At this point, since we do have civil marriages, everyone ought to have a right to marry anyone they want. But if we did away with civil marriage altogether, did away with marriage, then you could get married in your religion or your cult or your neighborhood and nobody’d give a shit. A group of friends could come together and toss you up and down on a trampoline and throw rose petals at you, and God bless you all. I mean, people can make all kinds of decisions. Why marriage should be privileged above all others just strikes me as inhuman.
But you’re married, aren’t you?
Absolutely. All those rights, all those privileges that you get for being married. I don’t know if you know the circumstance of my getting married. When my wife [fellow Weather Underground member Bernadine Dohrn] was called before a grand jury to testify, she refused and was put in prison. We had three kids and we’d been together for years. But at that point, we were vulnerable in front of the law. So we got her a furlough for two days to get married so that we could provide protection for her and me if she were to go to prison. But why should we have to do that? Why shouldn’t I have the right to visit her without the nonsense of marriage?

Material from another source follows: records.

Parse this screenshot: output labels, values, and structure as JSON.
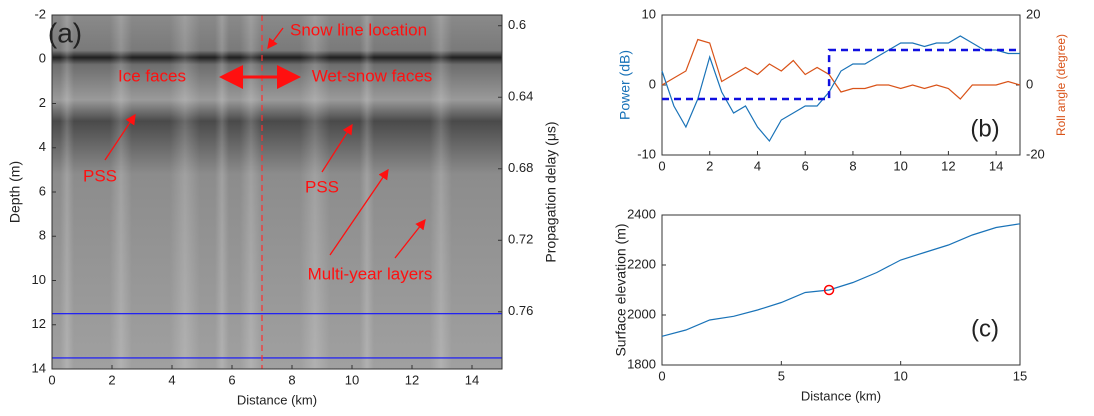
{
  "chart_data": [
    {
      "type": "image",
      "panel_label": "(a)",
      "annotations": [
        "Snow line location",
        "Ice faces",
        "Wet-snow faces",
        "PSS",
        "PSS",
        "Multi-year layers"
      ],
      "annotation_color": "#ff1010",
      "xlabel": "Distance (km)",
      "ylabel": "Depth (m)",
      "y2label": "Propagation delay (μs)",
      "xlim": [
        0,
        15
      ],
      "xticks": [
        0,
        2,
        4,
        6,
        8,
        10,
        12,
        14
      ],
      "ylim": [
        14,
        -2
      ],
      "yticks": [
        -2,
        0,
        2,
        4,
        6,
        8,
        10,
        12,
        14
      ],
      "y2lim": [
        0.792,
        0.594
      ],
      "y2ticks": [
        0.6,
        0.64,
        0.68,
        0.72,
        0.76
      ],
      "vlines": [
        7
      ],
      "vline_color": "#ff3030",
      "hlines": [
        11.5,
        13.5
      ],
      "hline_color": "#1010ff"
    },
    {
      "type": "line",
      "panel_label": "(b)",
      "ylabel": "Power (dB)",
      "ylabel_color": "#1a73b8",
      "y2label": "Roll angle (degree)",
      "y2label_color": "#d95319",
      "xlim": [
        0,
        15
      ],
      "xticks": [
        0,
        2,
        4,
        6,
        8,
        10,
        12,
        14
      ],
      "ylim": [
        -10,
        10
      ],
      "yticks": [
        -10,
        0,
        10
      ],
      "y2lim": [
        -20,
        20
      ],
      "y2ticks": [
        -20,
        0,
        20
      ],
      "series": [
        {
          "color": "#d95319",
          "axis": "y2",
          "x": [
            0,
            0.5,
            1,
            1.5,
            2,
            2.5,
            3,
            3.5,
            4,
            4.5,
            5,
            5.5,
            6,
            6.5,
            7,
            7.5,
            8,
            8.5,
            9,
            9.5,
            10,
            10.5,
            11,
            11.5,
            12,
            12.5,
            13,
            13.5,
            14,
            14.5,
            15
          ],
          "values": [
            0,
            2,
            4,
            13,
            12,
            1,
            3,
            5,
            3,
            6,
            4,
            7,
            3,
            5,
            3,
            -2,
            -1,
            -1,
            0,
            0,
            -1,
            0,
            -1,
            0,
            -1,
            -4,
            0,
            0,
            0,
            1,
            0
          ]
        },
        {
          "color": "#1a73b8",
          "x": [
            0,
            0.5,
            1,
            1.5,
            2,
            2.5,
            3,
            3.5,
            4,
            4.5,
            5,
            5.5,
            6,
            6.5,
            7,
            7.5,
            8,
            8.5,
            9,
            9.5,
            10,
            10.5,
            11,
            11.5,
            12,
            12.5,
            13,
            13.5,
            14,
            14.5,
            15
          ],
          "values": [
            2,
            -3,
            -6,
            -2,
            4,
            -1,
            -4,
            -3,
            -6,
            -8,
            -5,
            -4,
            -3,
            -3,
            -1,
            2,
            3,
            3,
            4,
            5,
            6,
            6,
            5.5,
            6,
            6,
            7,
            6,
            5,
            5,
            4.5,
            4.5
          ]
        },
        {
          "color": "#1010e0",
          "linestyle": "dashed",
          "x": [
            0,
            7,
            7,
            15
          ],
          "values": [
            -2,
            -2,
            5,
            5
          ]
        }
      ]
    },
    {
      "type": "line",
      "panel_label": "(c)",
      "xlabel": "Distance (km)",
      "ylabel": "Surface elevation (m)",
      "xlim": [
        0,
        15
      ],
      "xticks": [
        0,
        5,
        10,
        15
      ],
      "ylim": [
        1800,
        2400
      ],
      "yticks": [
        1800,
        2000,
        2200,
        2400
      ],
      "series": [
        {
          "color": "#1a73b8",
          "x": [
            0,
            1,
            2,
            3,
            4,
            5,
            6,
            7,
            8,
            9,
            10,
            11,
            12,
            13,
            14,
            15
          ],
          "values": [
            1915,
            1940,
            1980,
            1995,
            2020,
            2050,
            2090,
            2100,
            2130,
            2170,
            2220,
            2250,
            2280,
            2320,
            2350,
            2365
          ]
        }
      ],
      "markers": [
        {
          "x": 7,
          "y": 2100,
          "color": "#ff0000"
        }
      ]
    }
  ]
}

Why, in The Weather Undergrounddocumentary, were you carrying a baseball bat on the streets of Chicago when you were retelling the story of the Days of Rage?
Because the filmmaker handed it to me. He thought it would be cute. I wasn’t thinking about it much. He said, "Would you mind walking around with this baseball bat?" and I said "Nah, I don’t mind."
Well, this event was out of control—you know, rioting—and here you are as an adult, talking about learning from your mistakes. Yet, you’ve got a baseball bat in your hand walking down the same street you smashed up 40 years ago. I just found that funny.
Yeah, it was ironic and I think that’s how they meant it. But, you know, the truth is that that was a militant demonstration at a certain moment in time. Nobody should be controlled by or living in the nostalgia of the 1960s—for good or bad. We’re in a new era. The 1960s is mostly myth and symbol. It didn’t happen the way the perceived wisdom tells us it happened. It was more complicated, more layered, more contradictory than any single narrative can tell you. So I think it’s kind of one of the great problems for young activists: living in the shadow of this mythological 1960s. Mythologically, we had the best music, the best demonstrations, the best sex. It’s not true. It’s so not true that it still astonishes me that people take that narrative seriously.
The other side of the narrative is: "Oh, they were out of control, they were domestic terrorists, they were crazy, they were horrible." That’s also not true. So I think that people have to get over the 1960s and move on to some sense that we have to reinvent—right here, right now—a movement for social change and social justice and peace that doesn’t rely on the mythology of the 1960s.
Just one example is the peace movement—we became a majority movement over time. The majority of Americans today also want peace also and are against the wars that we’re waging. So it’s not so different than it was back then. There is difference in terms of street mobilization, but let’s not romanticize that either because, remember, we didn’t end the war. That’s very important to remember: that we did not have the power to stop it. The war dragged on for seven years after the majority of the American people opposed it. And it dragged on in a vicious way—6,000 people a week being murdered—so the idea that the anti-war movement then was remarkably successful whereas the anti-war movement today is not is just a myth.
We have to find a new rhetoric of resistance, new ways to mobilize—that’s all true. But it’s not true that we should measure it against what happened 40 years ago.